Quels excès ? Toute économie de marché est fondée sur le principe dit de destruction créatrice : des entrepreneurs innovent mais toutes les innovations, techniques ou financières, ne sont pas couronnées de succès. On l’avait constaté en 2000, avec la bulle Internet. En ce moment, nous assistons à un autre nettoyage : le marché trie entre les innovations financières utiles au progrès économique et d’autres qui ne le sont pas. S’il est probable que la panique actuelle sur les marchés a été provoquée par une mauvaise gestion des crédits immobiliers aux Etats-Unis et au-delà, on ne doit pas en conclure que le capitalisme financier et la création de nouveax instruments dits dérivés sont une erreur. La complexité croissante des marchés financiers permet de répartir un plus grand nombre de risques sur un plus grand nombre d’investisseurs ; grâce à cette répartition des risques, un plus grand nombre d’entrepreneurs peuvent s’aventurer dans un plus grand nombre d’innovations.
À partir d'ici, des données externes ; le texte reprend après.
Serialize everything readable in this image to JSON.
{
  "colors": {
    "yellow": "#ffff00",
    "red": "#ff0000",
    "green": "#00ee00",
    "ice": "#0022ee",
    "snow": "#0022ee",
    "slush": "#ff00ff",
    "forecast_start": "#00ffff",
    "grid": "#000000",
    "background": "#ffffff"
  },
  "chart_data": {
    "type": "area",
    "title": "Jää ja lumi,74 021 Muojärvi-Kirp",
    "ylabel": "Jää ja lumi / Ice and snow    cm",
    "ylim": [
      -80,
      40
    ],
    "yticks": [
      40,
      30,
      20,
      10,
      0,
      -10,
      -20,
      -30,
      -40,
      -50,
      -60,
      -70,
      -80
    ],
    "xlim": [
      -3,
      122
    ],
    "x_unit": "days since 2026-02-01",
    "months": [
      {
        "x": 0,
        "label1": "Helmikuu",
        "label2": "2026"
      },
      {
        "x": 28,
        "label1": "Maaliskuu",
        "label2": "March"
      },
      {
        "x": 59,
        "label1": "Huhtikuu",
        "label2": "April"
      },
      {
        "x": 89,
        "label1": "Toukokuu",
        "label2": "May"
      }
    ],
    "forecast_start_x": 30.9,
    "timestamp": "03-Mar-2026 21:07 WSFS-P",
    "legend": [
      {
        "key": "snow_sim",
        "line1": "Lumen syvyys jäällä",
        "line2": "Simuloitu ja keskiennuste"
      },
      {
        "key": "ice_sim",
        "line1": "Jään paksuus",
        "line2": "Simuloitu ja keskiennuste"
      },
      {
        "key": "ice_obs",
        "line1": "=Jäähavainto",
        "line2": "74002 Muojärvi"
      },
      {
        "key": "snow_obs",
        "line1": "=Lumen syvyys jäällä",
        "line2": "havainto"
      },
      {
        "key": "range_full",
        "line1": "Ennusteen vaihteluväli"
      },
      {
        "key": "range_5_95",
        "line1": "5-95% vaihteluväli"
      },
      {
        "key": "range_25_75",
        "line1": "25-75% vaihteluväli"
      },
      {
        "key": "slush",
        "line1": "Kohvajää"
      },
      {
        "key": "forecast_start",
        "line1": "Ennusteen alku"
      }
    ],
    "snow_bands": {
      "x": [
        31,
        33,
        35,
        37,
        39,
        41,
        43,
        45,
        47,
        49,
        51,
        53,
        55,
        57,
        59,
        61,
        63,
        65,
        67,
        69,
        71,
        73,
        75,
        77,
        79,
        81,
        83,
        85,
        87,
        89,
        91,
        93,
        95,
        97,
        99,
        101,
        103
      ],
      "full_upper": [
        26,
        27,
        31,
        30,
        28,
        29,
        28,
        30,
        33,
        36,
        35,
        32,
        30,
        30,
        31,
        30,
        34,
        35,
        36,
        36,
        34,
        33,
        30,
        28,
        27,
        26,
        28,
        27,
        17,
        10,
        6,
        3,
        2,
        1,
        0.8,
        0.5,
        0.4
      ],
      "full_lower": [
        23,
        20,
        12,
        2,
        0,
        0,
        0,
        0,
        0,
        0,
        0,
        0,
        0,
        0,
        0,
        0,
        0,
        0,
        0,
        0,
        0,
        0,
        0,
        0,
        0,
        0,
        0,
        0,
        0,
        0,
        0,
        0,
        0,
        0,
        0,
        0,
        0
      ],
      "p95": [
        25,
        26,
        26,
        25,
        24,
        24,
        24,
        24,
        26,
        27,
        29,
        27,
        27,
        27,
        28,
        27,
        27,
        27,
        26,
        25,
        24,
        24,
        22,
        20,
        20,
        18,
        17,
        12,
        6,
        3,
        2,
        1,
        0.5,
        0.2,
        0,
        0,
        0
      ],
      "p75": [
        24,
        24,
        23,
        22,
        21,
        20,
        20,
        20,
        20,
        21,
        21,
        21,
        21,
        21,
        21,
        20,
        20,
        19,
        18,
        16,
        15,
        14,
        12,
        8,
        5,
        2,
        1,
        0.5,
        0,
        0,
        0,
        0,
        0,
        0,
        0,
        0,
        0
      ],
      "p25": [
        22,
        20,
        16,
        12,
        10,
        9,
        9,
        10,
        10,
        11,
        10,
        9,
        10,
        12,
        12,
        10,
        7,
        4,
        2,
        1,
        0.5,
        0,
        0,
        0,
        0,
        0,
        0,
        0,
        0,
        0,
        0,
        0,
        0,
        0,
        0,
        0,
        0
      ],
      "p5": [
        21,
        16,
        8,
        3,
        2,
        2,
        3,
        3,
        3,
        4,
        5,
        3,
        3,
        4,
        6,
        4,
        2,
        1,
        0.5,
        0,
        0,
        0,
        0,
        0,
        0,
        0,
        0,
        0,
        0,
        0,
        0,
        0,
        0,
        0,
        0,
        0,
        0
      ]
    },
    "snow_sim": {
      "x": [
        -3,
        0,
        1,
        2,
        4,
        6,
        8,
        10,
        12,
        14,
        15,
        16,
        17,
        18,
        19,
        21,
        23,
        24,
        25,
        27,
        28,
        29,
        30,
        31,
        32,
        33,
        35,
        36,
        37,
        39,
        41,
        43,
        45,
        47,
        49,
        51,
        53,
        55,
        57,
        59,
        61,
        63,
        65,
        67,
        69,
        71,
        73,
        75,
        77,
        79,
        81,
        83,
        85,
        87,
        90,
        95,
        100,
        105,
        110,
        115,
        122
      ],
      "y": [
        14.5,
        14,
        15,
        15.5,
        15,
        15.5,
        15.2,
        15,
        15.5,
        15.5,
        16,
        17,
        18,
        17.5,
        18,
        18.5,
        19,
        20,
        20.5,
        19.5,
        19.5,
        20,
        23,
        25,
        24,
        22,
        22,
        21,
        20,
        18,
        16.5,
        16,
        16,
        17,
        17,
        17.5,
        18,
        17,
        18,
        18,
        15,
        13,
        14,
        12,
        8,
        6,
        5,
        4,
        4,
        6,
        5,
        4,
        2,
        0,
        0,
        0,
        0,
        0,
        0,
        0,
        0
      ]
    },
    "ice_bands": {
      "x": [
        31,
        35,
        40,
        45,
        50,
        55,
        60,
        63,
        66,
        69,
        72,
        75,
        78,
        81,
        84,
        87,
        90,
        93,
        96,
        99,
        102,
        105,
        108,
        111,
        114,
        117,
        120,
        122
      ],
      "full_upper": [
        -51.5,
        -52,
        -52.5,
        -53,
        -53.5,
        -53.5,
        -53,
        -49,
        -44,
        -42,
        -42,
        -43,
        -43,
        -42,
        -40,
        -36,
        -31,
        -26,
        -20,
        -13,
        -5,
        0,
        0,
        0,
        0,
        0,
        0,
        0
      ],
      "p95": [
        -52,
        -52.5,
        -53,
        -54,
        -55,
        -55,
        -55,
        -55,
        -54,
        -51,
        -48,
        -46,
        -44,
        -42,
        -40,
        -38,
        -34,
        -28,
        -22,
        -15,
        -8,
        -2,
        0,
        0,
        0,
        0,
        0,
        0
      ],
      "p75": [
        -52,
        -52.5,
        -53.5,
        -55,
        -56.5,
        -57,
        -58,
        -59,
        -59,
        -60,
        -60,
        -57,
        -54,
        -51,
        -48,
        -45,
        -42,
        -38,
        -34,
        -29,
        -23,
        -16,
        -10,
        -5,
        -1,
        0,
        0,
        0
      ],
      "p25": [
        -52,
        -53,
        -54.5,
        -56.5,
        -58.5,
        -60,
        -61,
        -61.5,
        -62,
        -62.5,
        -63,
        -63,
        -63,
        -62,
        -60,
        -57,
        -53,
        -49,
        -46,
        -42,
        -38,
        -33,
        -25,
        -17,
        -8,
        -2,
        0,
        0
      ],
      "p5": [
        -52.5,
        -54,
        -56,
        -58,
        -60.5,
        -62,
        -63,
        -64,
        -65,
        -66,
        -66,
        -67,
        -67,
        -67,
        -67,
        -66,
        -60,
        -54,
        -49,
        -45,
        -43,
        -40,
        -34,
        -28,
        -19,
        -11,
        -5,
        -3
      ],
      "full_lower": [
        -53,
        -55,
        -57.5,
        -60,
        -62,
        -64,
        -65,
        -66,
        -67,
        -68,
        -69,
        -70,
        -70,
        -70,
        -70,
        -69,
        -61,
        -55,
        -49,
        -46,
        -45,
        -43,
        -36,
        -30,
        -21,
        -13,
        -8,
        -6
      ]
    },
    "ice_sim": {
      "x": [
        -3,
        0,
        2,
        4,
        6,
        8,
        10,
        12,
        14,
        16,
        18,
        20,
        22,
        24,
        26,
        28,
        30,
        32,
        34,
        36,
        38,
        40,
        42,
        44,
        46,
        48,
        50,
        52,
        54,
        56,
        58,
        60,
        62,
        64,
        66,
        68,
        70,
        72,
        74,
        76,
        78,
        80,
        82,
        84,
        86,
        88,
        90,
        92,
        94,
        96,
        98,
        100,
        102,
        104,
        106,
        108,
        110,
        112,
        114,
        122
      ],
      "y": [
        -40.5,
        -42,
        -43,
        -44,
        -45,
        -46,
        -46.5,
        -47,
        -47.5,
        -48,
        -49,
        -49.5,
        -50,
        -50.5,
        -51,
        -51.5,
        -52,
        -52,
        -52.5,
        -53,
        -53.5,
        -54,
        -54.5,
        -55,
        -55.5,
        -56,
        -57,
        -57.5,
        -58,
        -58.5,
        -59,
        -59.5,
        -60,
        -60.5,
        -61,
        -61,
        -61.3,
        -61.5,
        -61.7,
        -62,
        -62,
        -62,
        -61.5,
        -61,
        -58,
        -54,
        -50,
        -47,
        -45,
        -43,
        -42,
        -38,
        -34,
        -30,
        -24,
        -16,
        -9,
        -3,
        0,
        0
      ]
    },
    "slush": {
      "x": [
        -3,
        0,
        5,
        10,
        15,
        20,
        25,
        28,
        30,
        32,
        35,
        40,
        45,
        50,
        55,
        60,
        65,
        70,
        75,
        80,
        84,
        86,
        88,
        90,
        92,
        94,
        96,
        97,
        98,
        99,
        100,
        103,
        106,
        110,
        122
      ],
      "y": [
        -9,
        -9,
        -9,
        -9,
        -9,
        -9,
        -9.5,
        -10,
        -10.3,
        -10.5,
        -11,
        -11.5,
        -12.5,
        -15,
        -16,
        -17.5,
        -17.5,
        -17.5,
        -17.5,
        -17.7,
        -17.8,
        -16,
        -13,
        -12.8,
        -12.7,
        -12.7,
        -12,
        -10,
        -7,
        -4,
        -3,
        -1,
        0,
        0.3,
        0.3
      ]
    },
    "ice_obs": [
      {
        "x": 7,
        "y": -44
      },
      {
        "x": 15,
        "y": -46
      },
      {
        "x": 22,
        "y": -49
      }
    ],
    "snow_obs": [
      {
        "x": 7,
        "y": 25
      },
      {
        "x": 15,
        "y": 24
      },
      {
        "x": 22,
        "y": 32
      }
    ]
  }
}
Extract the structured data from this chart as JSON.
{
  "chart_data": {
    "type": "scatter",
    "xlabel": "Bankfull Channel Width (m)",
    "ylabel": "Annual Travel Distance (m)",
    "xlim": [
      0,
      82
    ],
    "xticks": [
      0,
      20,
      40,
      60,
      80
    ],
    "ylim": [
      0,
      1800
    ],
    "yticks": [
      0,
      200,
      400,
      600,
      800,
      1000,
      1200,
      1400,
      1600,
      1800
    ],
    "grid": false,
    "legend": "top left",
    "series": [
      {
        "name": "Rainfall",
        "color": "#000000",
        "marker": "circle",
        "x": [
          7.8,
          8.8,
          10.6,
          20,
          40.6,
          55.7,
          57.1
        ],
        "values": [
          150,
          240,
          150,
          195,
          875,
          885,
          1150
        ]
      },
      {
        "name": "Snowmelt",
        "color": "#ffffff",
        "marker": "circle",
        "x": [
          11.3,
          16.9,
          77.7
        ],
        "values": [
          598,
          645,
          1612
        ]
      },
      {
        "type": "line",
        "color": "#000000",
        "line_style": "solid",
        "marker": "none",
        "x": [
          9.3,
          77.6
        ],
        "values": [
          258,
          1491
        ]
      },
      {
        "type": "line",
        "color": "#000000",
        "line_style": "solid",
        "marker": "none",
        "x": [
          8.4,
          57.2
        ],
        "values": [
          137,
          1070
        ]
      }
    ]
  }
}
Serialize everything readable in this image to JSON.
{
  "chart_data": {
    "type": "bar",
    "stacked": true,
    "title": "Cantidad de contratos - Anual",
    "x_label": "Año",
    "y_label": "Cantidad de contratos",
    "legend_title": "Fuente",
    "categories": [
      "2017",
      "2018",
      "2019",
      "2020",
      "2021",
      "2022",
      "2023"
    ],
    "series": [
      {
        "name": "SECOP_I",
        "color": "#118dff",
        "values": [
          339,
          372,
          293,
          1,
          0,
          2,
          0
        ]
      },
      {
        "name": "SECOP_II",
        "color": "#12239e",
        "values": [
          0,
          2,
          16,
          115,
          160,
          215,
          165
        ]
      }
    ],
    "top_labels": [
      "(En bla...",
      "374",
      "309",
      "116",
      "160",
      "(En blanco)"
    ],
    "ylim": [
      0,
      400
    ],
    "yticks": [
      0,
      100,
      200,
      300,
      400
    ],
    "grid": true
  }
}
Les erreurs seront corrigées par le marché lui-même. Au terme de cette destruction créatrice, des entreprises vont disparaître, d’autres naîtront, des emplois seront déplacés et la croissance retrouvera son bon rythme.

Ce cycle cruel émeut : expliquer qu’il est globalement positif à long terme, ne saurait rassurer les individus directement atteints. Mais c’est dans les moments difficiles qu’il convient de défendre l’économie de marché et d’en illustrer les principes. En période de fluctuation, il revient aux journalistes, politiciens, experts d’expliquer la réalité plutôt que de semer l’affolement. Ainsi, ne devrait-on pas appeler récession ce qui est une croissance ralentie.

Est-ce à dire que l’Etat est inutile au bon fonctionnement du capitalisme ? Certes non : là où il n’y a pas d’Etat, le capitalisme ne fonctionne pas. L’Etat est le garant des règles du jeu et l’assureur de dernier recours. Particulièrement dans la tradition européenne, il est indispensable que les politiques publiques facilitent les reclassements d’un métier à l’autre, d’une entreprise à l’autre. Mais quand l’Etat s’oppose à la destruction créatrice, il devient dangereux.